CCTV: the new frontier of parking enforcement

If you’re concerned for the protection of your civil liberties, you probably have doubts about CCTV on a blanket basis. You may be unconvinced by the argument that CCTV prevents or helps to detect crime, and view it more as an infringement upon your privacy than as a legitimate method of surveillance.

Even if you’re willing to accept CCTV in certain circumstances, however, you’re likely to be perturbed by the extent to which its use is being extended to cover the most minor misdemeanours. This article from the BBC details some of the silliest applications of CCTV, including prosecuting people who drop litter or fail to clean up after their dogs.

While it’s undeniable that such activities constitute a minor irritation, the use of CCTV to police them seems ludicrously excessive. It creates the impression that our every activity is subject to surveillance and punishment by the authorities if we step out of line.

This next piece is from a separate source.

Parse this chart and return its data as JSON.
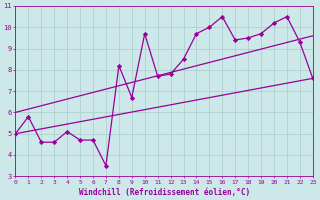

More seriously, it erodes the social fabric that binds us together. Our natural inclination to take responsibility for ourselves stems from a collective understanding that we will face social sanctions if we fail to do so. By abdicating that function to government and other authority figures, we disempower ourselves and give such figures disproportionate influence upon our lives .

That carries huge risks. When we disown our sense of personal authority, we invite whoever is willing to fill that void to determine the standards of behaviour we find acceptable.

Next time you see a CCTV camera trained upon a bus lane or a public park, you can reflect upon the deeper significance of a society in which we rely upon an external force to determine our laws, and resolve to resist being subjecting to its control!